Fatalities and injuries were aggregated by weather event type to identify which events had the greatest impact on human health. The event types were then ranked separately according to total fatalities and total injuries.
health_summary <- aggregate(
cbind(FATALITIES, INJURIES) ~ EVTYPE,
data = storm_data,
sum
)
head(health_summary)
## EVTYPE FATALITIES INJURIES
## 1 HIGH SURF ADVISORY 0 0
## 2 COASTAL FLOOD 0 0
## 3 FLASH FLOOD 0 0
## 4 LIGHTNING 0 0
## 5 TSTM WIND 0 0
## 6 TSTM WIND (G45) 0 0
top_fatalities <- health_summary[
order(health_summary$FATALITIES, decreasing = TRUE),
]
head(top_fatalities, 10)
## EVTYPE FATALITIES INJURIES
## 834 TORNADO 5633 91346
## 130 EXCESSIVE HEAT 1903 6525
## 153 FLASH FLOOD 978 1777
## 275 HEAT 937 2100
## 464 LIGHTNING 816 5230
## 856 TSTM WIND 504 6957
## 170 FLOOD 470 6789
## 585 RIP CURRENT 368 232
## 359 HIGH WIND 248 1137
## 19 AVALANCHE 224 170
top_injuries <- health_summary[
order(health_summary$INJURIES, decreasing = TRUE),
]
head(top_injuries, 10)
## EVTYPE FATALITIES INJURIES
## 834 TORNADO 5633 91346
## 856 TSTM WIND 504 6957
## 170 FLOOD 470 6789
## 130 EXCESSIVE HEAT 1903 6525
## 464 LIGHTNING 816 5230
## 275 HEAT 937 2100
## 427 ICE STORM 89 1975
## 153 FLASH FLOOD 978 1777
## 760 THUNDERSTORM WIND 133 1488
## 244 HAIL 15 1361
The analysis shows that tornadoes caused the highest number of fatalities and injuries among all weather events. Floods resulted in the greatest overall economic damage, followed by hurricanes or typhoons and tornadoes. These findings indicate that different weather events have different impacts on public health and economic loss.
barplot(
top_fatalities$FATALITIES[1:10],
names.arg = top_fatalities$EVTYPE[1:10],
las = 2,
cex.names = 0.7,
main = "Top 10 Weather Events by Fatalities",
ylab = "Fatalities"
)
Property and crop damage values were converted into actual dollar amounts based on the magnitude indicators (K = thousand, M = million, B = billion). Total economic damage was calculated by summing property and crop damage for each weather event type. The event types were then ranked according to total economic loss.

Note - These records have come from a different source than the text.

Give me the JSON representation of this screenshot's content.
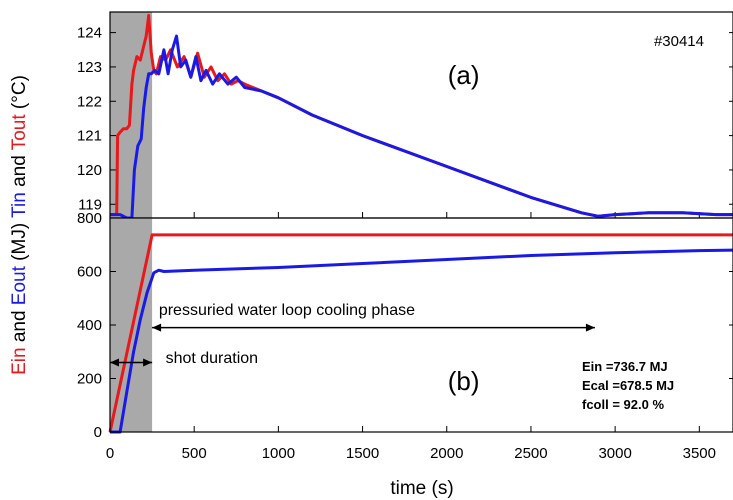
{
  "figure": {
    "shot_id": "#30414",
    "x_axis_title": "time (s)",
    "y_axis_title_parts": [
      {
        "text": "Ein",
        "color": "#e8191c"
      },
      {
        "text": " and ",
        "color": "#000000"
      },
      {
        "text": "Eout",
        "color": "#1a1ae6"
      },
      {
        "text": " (MJ) ",
        "color": "#000000"
      },
      {
        "text": "Tin",
        "color": "#1a1ae6"
      },
      {
        "text": " and ",
        "color": "#000000"
      },
      {
        "text": "Tout",
        "color": "#e8191c"
      },
      {
        "text": " (°C)",
        "color": "#000000"
      }
    ]
  },
  "chart_data": [
    {
      "type": "line",
      "panel_label": "(a)",
      "xlim": [
        0,
        3700
      ],
      "ylim": [
        118.6,
        124.6
      ],
      "grid": false,
      "shaded_interval": {
        "x": [
          0,
          250
        ],
        "color": "#a9a9a9"
      },
      "x_ticks": [
        0,
        500,
        1000,
        1500,
        2000,
        2500,
        3000,
        3500
      ],
      "y_ticks": [
        "119",
        "120",
        "121",
        "122",
        "123",
        "124"
      ],
      "series": [
        {
          "name": "Tout",
          "color": "#e8191c",
          "x": [
            0,
            40,
            45,
            60,
            80,
            100,
            115,
            130,
            140,
            160,
            180,
            195,
            215,
            230,
            245,
            260,
            275,
            300,
            330,
            360,
            400,
            440,
            480,
            520,
            560,
            600,
            640,
            680,
            720,
            760,
            800,
            900,
            1000,
            1200,
            1500,
            2000,
            2500,
            2800,
            2900,
            3000,
            3200,
            3400,
            3600,
            3700
          ],
          "y": [
            118.7,
            118.7,
            121.0,
            121.1,
            121.2,
            121.2,
            121.3,
            122.5,
            122.9,
            123.3,
            123.2,
            123.5,
            123.9,
            124.5,
            123.4,
            122.9,
            122.8,
            123.3,
            123.2,
            123.5,
            123.0,
            123.3,
            122.7,
            123.4,
            122.7,
            123.0,
            122.6,
            122.8,
            122.5,
            122.6,
            122.5,
            122.3,
            122.1,
            121.6,
            121.0,
            120.1,
            119.2,
            118.75,
            118.65,
            118.7,
            118.75,
            118.75,
            118.7,
            118.7
          ]
        },
        {
          "name": "Tin",
          "color": "#1a1ae6",
          "x": [
            0,
            60,
            100,
            130,
            145,
            165,
            185,
            200,
            215,
            230,
            245,
            265,
            290,
            320,
            345,
            370,
            395,
            420,
            450,
            480,
            510,
            540,
            570,
            610,
            650,
            700,
            750,
            800,
            900,
            1000,
            1200,
            1500,
            2000,
            2500,
            2800,
            2900,
            3000,
            3200,
            3400,
            3600,
            3700
          ],
          "y": [
            118.7,
            118.7,
            118.6,
            118.6,
            120.0,
            120.7,
            120.9,
            121.8,
            122.4,
            122.8,
            122.8,
            122.9,
            122.8,
            123.5,
            122.8,
            123.5,
            123.9,
            123.0,
            123.2,
            122.7,
            123.3,
            122.6,
            122.9,
            122.5,
            122.8,
            122.5,
            122.7,
            122.4,
            122.3,
            122.1,
            121.6,
            121.0,
            120.1,
            119.2,
            118.75,
            118.65,
            118.7,
            118.75,
            118.75,
            118.7,
            118.7
          ]
        }
      ]
    },
    {
      "type": "line",
      "panel_label": "(b)",
      "xlim": [
        0,
        3700
      ],
      "ylim": [
        0,
        800
      ],
      "grid": false,
      "shaded_interval": {
        "x": [
          0,
          250
        ],
        "color": "#a9a9a9"
      },
      "x_ticks": [
        "0",
        "500",
        "1000",
        "1500",
        "2000",
        "2500",
        "3000",
        "3500"
      ],
      "y_ticks": [
        "0",
        "200",
        "400",
        "600",
        "800"
      ],
      "annotations": [
        {
          "text": "pressuried water loop cooling phase",
          "arrow": [
            250,
            2880
          ],
          "arrow_y": 390,
          "text_x": 290,
          "text_y": 460
        },
        {
          "text": "shot duration",
          "arrow": [
            0,
            250
          ],
          "arrow_y": 260,
          "text_x": 330,
          "text_y": 280
        }
      ],
      "energy_summary": [
        "Ein =736.7 MJ",
        "Ecal =678.5 MJ",
        "fcoll  = 92.0  %"
      ],
      "series": [
        {
          "name": "Ein",
          "color": "#e8191c",
          "x": [
            0,
            250,
            3700
          ],
          "y": [
            0,
            737,
            737
          ]
        },
        {
          "name": "Eout",
          "color": "#1a1ae6",
          "x": [
            0,
            40,
            60,
            100,
            140,
            180,
            220,
            260,
            290,
            320,
            500,
            1000,
            1500,
            2000,
            2500,
            3000,
            3500,
            3700
          ],
          "y": [
            0,
            0,
            0,
            150,
            300,
            420,
            520,
            595,
            605,
            600,
            605,
            615,
            630,
            645,
            660,
            670,
            678,
            680
          ]
        }
      ]
    }
  ]
}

storm_data$PROPDMGEXP <- toupper(storm_data$PROPDMGEXP)
storm_data$CROPDMGEXP <- toupper(storm_data$CROPDMGEXP)
storm_data$PROP_DAMAGE <- storm_data$PROPDMG *
ifelse(storm_data$PROPDMGEXP == "K", 1e3,
ifelse(storm_data$PROPDMGEXP == "M", 1e6,
ifelse(storm_data$PROPDMGEXP == "B", 1e9, 1)))

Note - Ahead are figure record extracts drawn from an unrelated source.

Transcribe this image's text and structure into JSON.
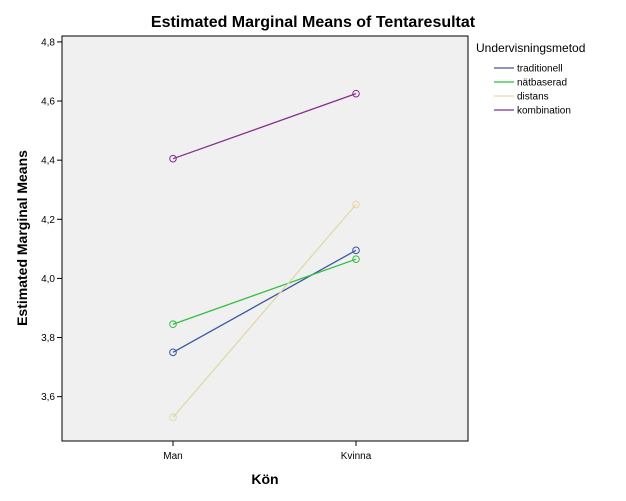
{
  "chart_data": {
    "type": "line",
    "title": "Estimated Marginal Means of Tentaresultat",
    "xlabel": "Kön",
    "ylabel": "Estimated Marginal Means",
    "categories": [
      "Man",
      "Kvinna"
    ],
    "ylim": [
      3.45,
      4.82
    ],
    "yticks": [
      "3,6",
      "3,8",
      "4,0",
      "4,2",
      "4,4",
      "4,6",
      "4,8"
    ],
    "ytick_values": [
      3.6,
      3.8,
      4.0,
      4.2,
      4.4,
      4.6,
      4.8
    ],
    "grid": false,
    "legend_title": "Undervisningsmetod",
    "legend_position": "right",
    "series": [
      {
        "name": "traditionell",
        "color": "#3f55a3",
        "values": [
          3.75,
          4.095
        ]
      },
      {
        "name": "nätbaserad",
        "color": "#2fbf3f",
        "values": [
          3.845,
          4.065
        ]
      },
      {
        "name": "distans",
        "color": "#e0d9a6",
        "values": [
          3.53,
          4.25
        ]
      },
      {
        "name": "kombination",
        "color": "#862d8a",
        "values": [
          4.405,
          4.625
        ]
      }
    ]
  }
}
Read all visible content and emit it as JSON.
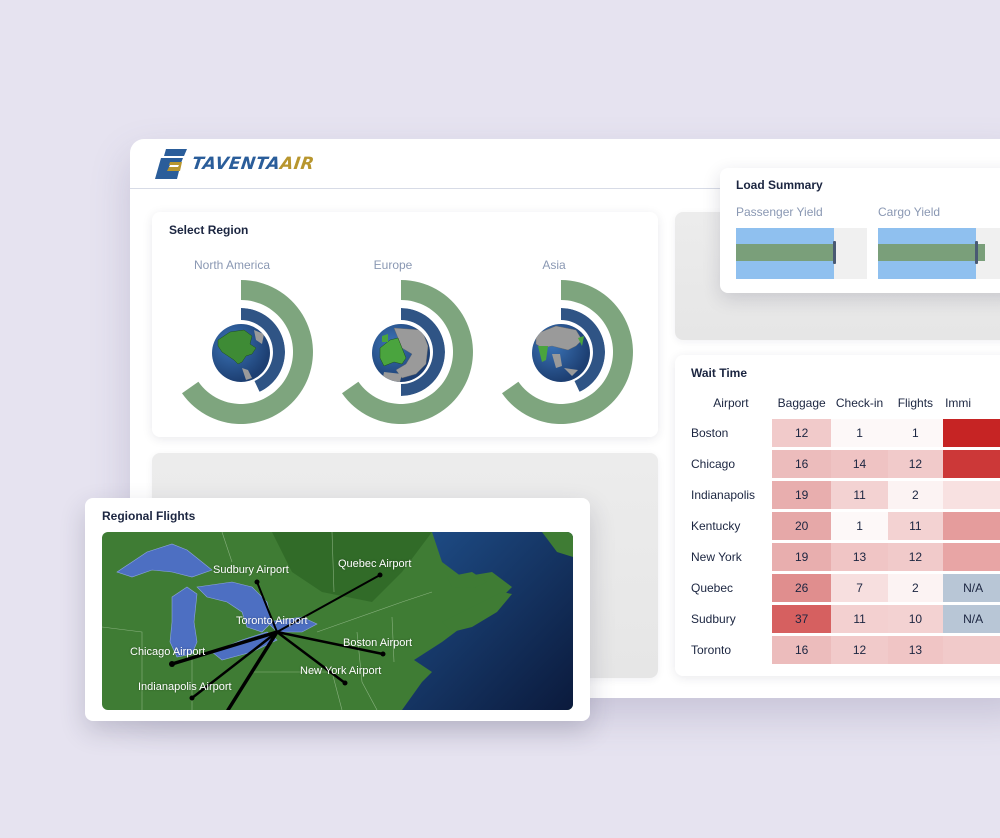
{
  "app": {
    "brand_part1": "TAVENTA",
    "brand_part2": "AIR",
    "colors": {
      "background": "#e6e3f0",
      "brand_blue": "#2a5d9a",
      "brand_gold": "#b8962e",
      "outer_arc": "#7ea57e",
      "inner_arc": "#2f5485",
      "bullet_band": "#8fc0ef",
      "bullet_bar": "#7a9f7a",
      "heat_na": "#b8c6d6"
    }
  },
  "select_region": {
    "title": "Select Region",
    "regions": [
      {
        "label": "North America",
        "outer_deg": 235,
        "inner_deg": 155
      },
      {
        "label": "Europe",
        "outer_deg": 235,
        "inner_deg": 180
      },
      {
        "label": "Asia",
        "outer_deg": 235,
        "inner_deg": 155
      }
    ]
  },
  "load_summary": {
    "title": "Load Summary",
    "items": [
      {
        "label": "Passenger Yield",
        "band_pct": 75,
        "bar_pct": 75,
        "marker_pct": 75
      },
      {
        "label": "Cargo Yield",
        "band_pct": 75,
        "bar_pct": 82,
        "marker_pct": 75
      }
    ]
  },
  "wait_time": {
    "title": "Wait Time",
    "columns": [
      "Airport",
      "Baggage",
      "Check-in",
      "Flights",
      "Immi"
    ],
    "rows": [
      {
        "airport": "Boston",
        "baggage": "12",
        "checkin": "1",
        "flights": "1",
        "immigration": "",
        "colors": [
          "#f1caca",
          "#fdf8f8",
          "#fdf8f8",
          "#c62424"
        ]
      },
      {
        "airport": "Chicago",
        "baggage": "16",
        "checkin": "14",
        "flights": "12",
        "immigration": "",
        "colors": [
          "#ecbcbc",
          "#efc3c3",
          "#f1caca",
          "#cc3838"
        ]
      },
      {
        "airport": "Indianapolis",
        "baggage": "19",
        "checkin": "11",
        "flights": "2",
        "immigration": "",
        "colors": [
          "#e8aeae",
          "#f3d2d2",
          "#fcf3f3",
          "#f8e1e1"
        ]
      },
      {
        "airport": "Kentucky",
        "baggage": "20",
        "checkin": "1",
        "flights": "11",
        "immigration": "",
        "colors": [
          "#e6a8a8",
          "#fdf8f8",
          "#f3d2d2",
          "#e59c9c"
        ]
      },
      {
        "airport": "New York",
        "baggage": "19",
        "checkin": "13",
        "flights": "12",
        "immigration": "",
        "colors": [
          "#e8aeae",
          "#f0c5c5",
          "#f1caca",
          "#e8a5a5"
        ]
      },
      {
        "airport": "Quebec",
        "baggage": "26",
        "checkin": "7",
        "flights": "2",
        "immigration": "N/A",
        "colors": [
          "#e08e8e",
          "#f7dfdf",
          "#fcf3f3",
          "#b8c6d6"
        ]
      },
      {
        "airport": "Sudbury",
        "baggage": "37",
        "checkin": "11",
        "flights": "10",
        "immigration": "N/A",
        "colors": [
          "#d66060",
          "#f3d0d0",
          "#f3d2d2",
          "#b8c6d6"
        ]
      },
      {
        "airport": "Toronto",
        "baggage": "16",
        "checkin": "12",
        "flights": "13",
        "immigration": "",
        "colors": [
          "#ecbcbc",
          "#f1caca",
          "#f0c5c5",
          "#f1caca"
        ]
      }
    ]
  },
  "regional_flights": {
    "title": "Regional Flights",
    "hub": "Toronto Airport",
    "airports": [
      {
        "label": "Sudbury Airport"
      },
      {
        "label": "Quebec Airport"
      },
      {
        "label": "Toronto Airport"
      },
      {
        "label": "Boston Airport"
      },
      {
        "label": "Chicago Airport"
      },
      {
        "label": "New York Airport"
      },
      {
        "label": "Indianapolis Airport"
      }
    ]
  }
}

storm_data$CROP_DAMAGE <- storm_data$CROPDMG *
ifelse(storm_data$CROPDMGEXP == "K", 1e3,
ifelse(storm_data$CROPDMGEXP == "M", 1e6,
ifelse(storm_data$CROPDMGEXP == "B", 1e9, 1)))

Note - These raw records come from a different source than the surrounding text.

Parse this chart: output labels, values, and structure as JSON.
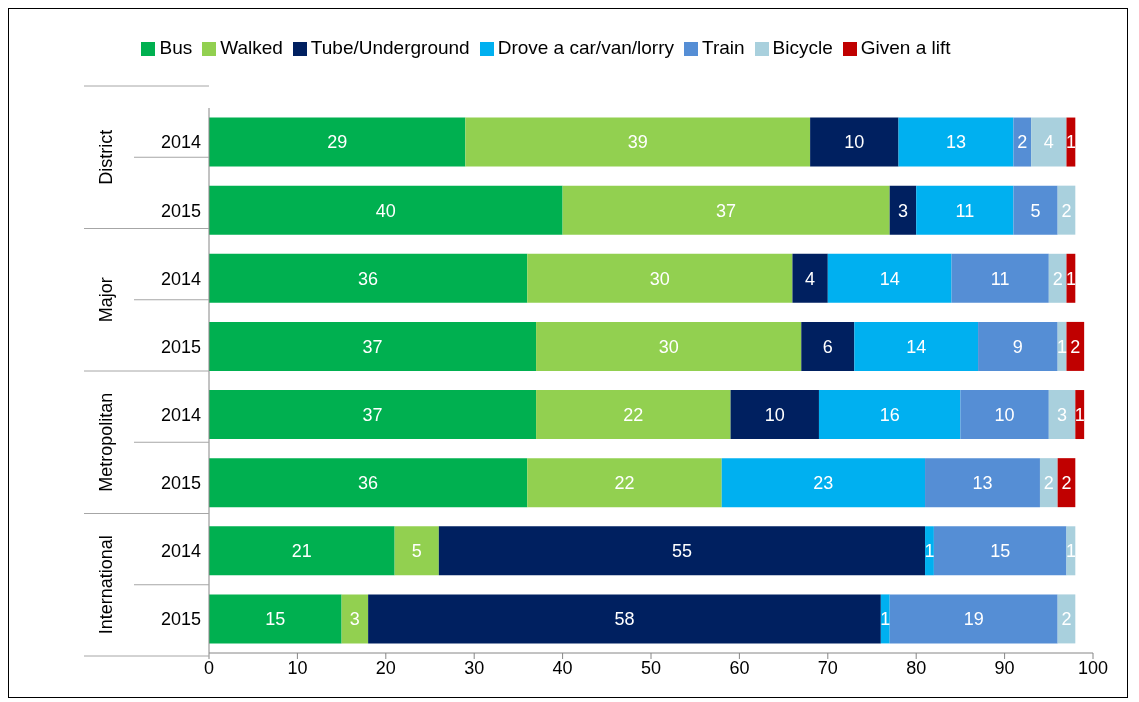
{
  "chart_data": {
    "type": "bar",
    "orientation": "horizontal",
    "stacked": true,
    "data_labels": true,
    "legend": "top",
    "grid": false,
    "categories": [
      "2014",
      "2015",
      "2014",
      "2015",
      "2014",
      "2015",
      "2014",
      "2015"
    ],
    "annotations": [
      "District",
      "Major",
      "Metropolitan",
      "International"
    ],
    "xlim": [
      0,
      100
    ],
    "xticks": [
      0,
      10,
      20,
      30,
      40,
      50,
      60,
      70,
      80,
      90,
      100
    ],
    "series": [
      {
        "name": "Bus",
        "color": "#00b050",
        "values": [
          29,
          40,
          36,
          37,
          37,
          36,
          21,
          15
        ]
      },
      {
        "name": "Walked",
        "color": "#92d050",
        "values": [
          39,
          37,
          30,
          30,
          22,
          22,
          5,
          3
        ]
      },
      {
        "name": "Tube/Underground",
        "color": "#002060",
        "values": [
          10,
          3,
          4,
          6,
          10,
          null,
          55,
          58
        ]
      },
      {
        "name": "Drove a car/van/lorry",
        "color": "#00b0f0",
        "values": [
          13,
          11,
          14,
          14,
          16,
          23,
          1,
          1
        ]
      },
      {
        "name": "Train",
        "color": "#558ed5",
        "values": [
          2,
          5,
          11,
          9,
          10,
          13,
          15,
          19
        ]
      },
      {
        "name": "Bicycle",
        "color": "#a9d0dd",
        "values": [
          4,
          2,
          2,
          1,
          3,
          2,
          1,
          2
        ]
      },
      {
        "name": "Given a lift",
        "color": "#c00000",
        "values": [
          1,
          null,
          1,
          2,
          1,
          2,
          null,
          null
        ]
      }
    ]
  }
}
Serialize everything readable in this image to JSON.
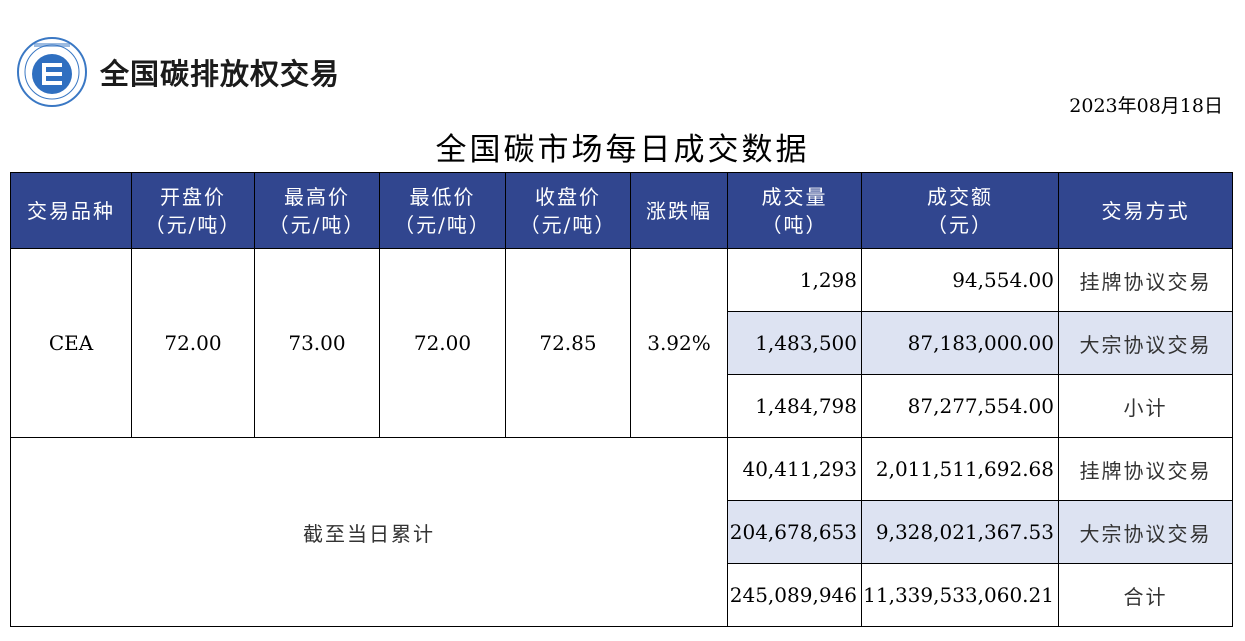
{
  "brand": {
    "name": "全国碳排放权交易"
  },
  "date": "2023年08月18日",
  "title": "全国碳市场每日成交数据",
  "headers": {
    "variety": "交易品种",
    "open": [
      "开盘价",
      "（元/吨）"
    ],
    "high": [
      "最高价",
      "（元/吨）"
    ],
    "low": [
      "最低价",
      "（元/吨）"
    ],
    "close": [
      "收盘价",
      "（元/吨）"
    ],
    "change": "涨跌幅",
    "volume": [
      "成交量",
      "（吨）"
    ],
    "amount": [
      "成交额",
      "（元）"
    ],
    "mode": "交易方式"
  },
  "daily": {
    "variety": "CEA",
    "open": "72.00",
    "high": "73.00",
    "low": "72.00",
    "close": "72.85",
    "change": "3.92%",
    "rows": [
      {
        "volume": "1,298",
        "amount": "94,554.00",
        "mode": "挂牌协议交易"
      },
      {
        "volume": "1,483,500",
        "amount": "87,183,000.00",
        "mode": "大宗协议交易"
      },
      {
        "volume": "1,484,798",
        "amount": "87,277,554.00",
        "mode": "小计"
      }
    ]
  },
  "cumulative": {
    "label": "截至当日累计",
    "rows": [
      {
        "volume": "40,411,293",
        "amount": "2,011,511,692.68",
        "mode": "挂牌协议交易"
      },
      {
        "volume": "204,678,653",
        "amount": "9,328,021,367.53",
        "mode": "大宗协议交易"
      },
      {
        "volume": "245,089,946",
        "amount": "11,339,533,060.21",
        "mode": "合计"
      }
    ]
  },
  "colors": {
    "header_bg": "#31468f",
    "highlight_row": "#dde3f2",
    "logo_blue": "#2f6fc0"
  }
}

economic_summary <- aggregate(
cbind(PROP_DAMAGE, CROP_DAMAGE) ~ EVTYPE,
data = storm_data,
sum
)
economic_summary$TOTAL_DAMAGE <-
economic_summary$PROP_DAMAGE +
economic_summary$CROP_DAMAGE
top_damage <- economic_summary[
order(economic_summary$TOTAL_DAMAGE,
decreasing = TRUE),
]
head(top_damage, 10)
## EVTYPE PROP_DAMAGE CROP_DAMAGE TOTAL_DAMAGE
## 170 FLOOD 144657709807 5661968450 150319678257
## 411 HURRICANE/TYPHOON 69305840000 2607872800 71913712800
## 834 TORNADO 56937160779 414953270 57352114049
## 670 STORM SURGE 43323536000 5000 43323541000
## 244 HAIL 15732267048 3025954473 18758221521
## 153 FLASH FLOOD 16140812067 1421317100 17562129167
## 95 DROUGHT 1046106000 13972566000 15018672000
## 402 HURRICANE 11868319010 2741910000 14610229010
## 590 RIVER FLOOD 5118945500 5029459000 10148404500
## 427 ICE STORM 3944927860 5022113500 8967041360
barplot(
top_damage$TOTAL_DAMAGE[1:10],
names.arg = top_damage$EVTYPE[1:10],
las = 2,
cex.names = 0.7,
main = "Top 10 Weather Events by Economic Damage",
ylab = "Total Damage (USD)"
)
This analysis demonstrates that severe weather events have significant impacts on both public health and the economy in the United States. Tornadoes were responsible for the highest numbers of fatalities and injuries, while floods caused the greatest economic losses. These findings highlight the importance of disaster preparedness and effective risk management to reduce future impacts.